The evolution of gymnosperms can be traced back to the Paleozoic era, during which they were found abundantly. At present, there are approximately 700-900 living gymnosperm species. They are basically woody, large-sized and bear evergreen foliage. The leaves are reduced, of which many gymnosperms have needle-shaped leaves. More info on gymnosperm basics and life cycle of gymnosperms are highlighted in the upcoming paragraphs.
Information on Gymnosperms
The name gymnosperm is derived from the Greek word for naked seeds (gymnospermos). Both gymnosperms and angiosperms are grouped under the spermatophyte group of evolved plants.
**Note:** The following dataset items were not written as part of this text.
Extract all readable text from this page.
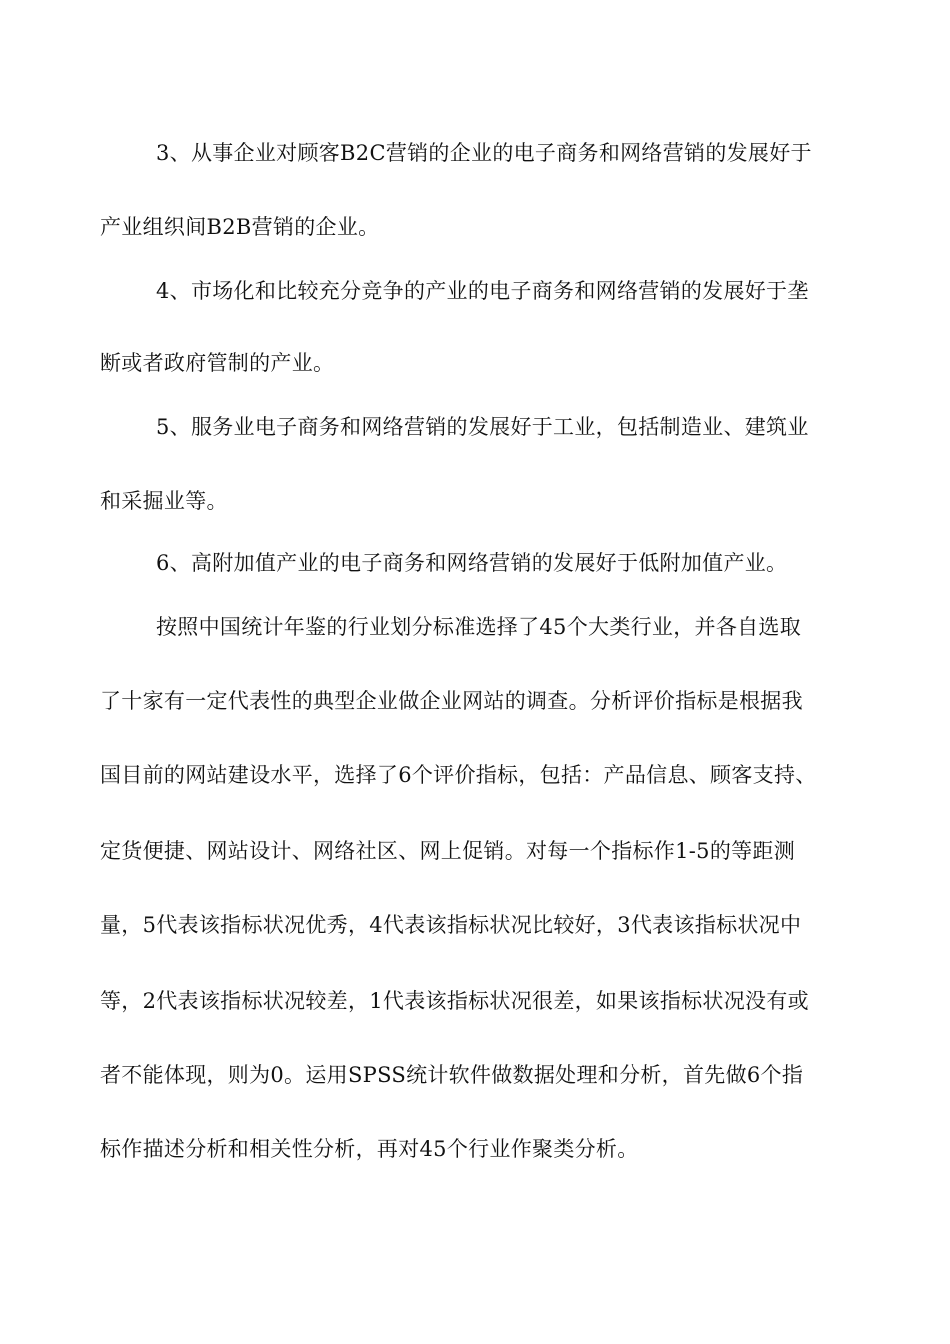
3、从事企业对顾客B2C营销的企业的电子商务和网络营销的发展好于
产业组织间B2B营销的企业。
4、市场化和比较充分竞争的产业的电子商务和网络营销的发展好于垄
断或者政府管制的产业。
5、服务业电子商务和网络营销的发展好于工业，包括制造业、建筑业
和采掘业等。
6、高附加值产业的电子商务和网络营销的发展好于低附加值产业。
按照中国统计年鉴的行业划分标准选择了45个大类行业，并各自选取
了十家有一定代表性的典型企业做企业网站的调查。分析评价指标是根据我
国目前的网站建设水平，选择了6个评价指标，包括：产品信息、顾客支持、
定货便捷、网站设计、网络社区、网上促销。对每一个指标作1-5的等距测
量，5代表该指标状况优秀，4代表该指标状况比较好，3代表该指标状况中
等，2代表该指标状况较差，1代表该指标状况很差，如果该指标状况没有或
者不能体现，则为0。运用SPSS统计软件做数据处理和分析，首先做6个指
标作描述分析和相关性分析，再对45个行业作聚类分析。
Both produce seeds for the purpose of propagation. But, what differentiates them is the seed types. While gymnosperm seeds are borne without any covering, the seeds of angiosperms are present inside fruits. Some of the oldest known plants and tallest plants belong to gymnosperms.
Common examples of gymnosperms that we encounter in our surroundings include the following -
Gymnosperm Life Cycle
The gymnosperms are classified into four separate divisions, viz. the Coniferophyta, Gnetophyta, Cycadophyta and Ginkgophyta. Of these, the Coniferophyta represents the largest group. Similar to other evolved plants, alternation of generations are present in the life cycle of gymnosperms. Two different forms that alternate each other are the spore bearing plant (sporophyte) and gamete bearing structure (gametophyte). The former is the dominant one and lasts for a longer period than the gametophyte phase in the gymnosperm life cycle. For simple understanding, you can study the life cycle of spruce or pine.
Sporophyte: Spore-bearing Phase
The sporophyte phase represents the adult, photosynthetic, diploid gymnosperm plant that produces the male cones (or pollen cones) and the female cones (ovulate cones). The former is usually smaller than the latter one. They develop in the same plant (monoecious) or different plants (dioecious). When present in the same plant, the female cones or strobili are produced in the upper part of branches, while the pollen cones are found in the lower portion. The sporophylls of the male strobili bear microspores, while that of the female cones form megaspores.
Gametophyte: Gamete-producing Phase
The microspores give rise to microgametophytes (haploid male gametophytes) or pollen grains after undergoing meiosis. Similarly, the megaspores borne on the ovulate strobili develop into megagametophytes (haploid female gametophytes). Both these gametophytes are short-lived, and end with production of sperm cells by male gametophyte and egg cells by the female gametophyte. Thus, male cones produce pollen grains and the female cones bear eggs. While they depend on the sporophyte plant for nutrition, the female gametophyte remains attached to it until fertilization takes place and seeds disperse.
The production of sperm cells and egg cells is followed by pollination process. Pollination of gymnosperms takes place by means of winds and natural agents. Over here, the pollen grains containing the sperm cells are carried to the female gametophyte of the ovulate cones by wind or insects. Once pollens are carried to the ovules, closure of the female cone takes place for an extended period (say till the next year). In the mean time, pollen grains germinate to form pollen tubes, which take about a year and make their way to the female gametophyte for fertilization.
The pollen tube delivers sperm cells to fertilize the egg, which in turn results into a sporophyte. Thus, the time period between pollination and fertilization in gymnosperms is quite long, about a year. This newly formed sporophyte is enclosed in a seed in the form of an embryo. When favorable conditions arrive, the scale bearing the seeds separate and the seeds are dispersed by means of wind and rain. They are disseminated to various places, where sporophytes germinate and develop into new photosynthetic, diploid plants. This way, the life cycle of gymnosperms begins with the spore producing mother plant, which alternates with the short gametophyte generation.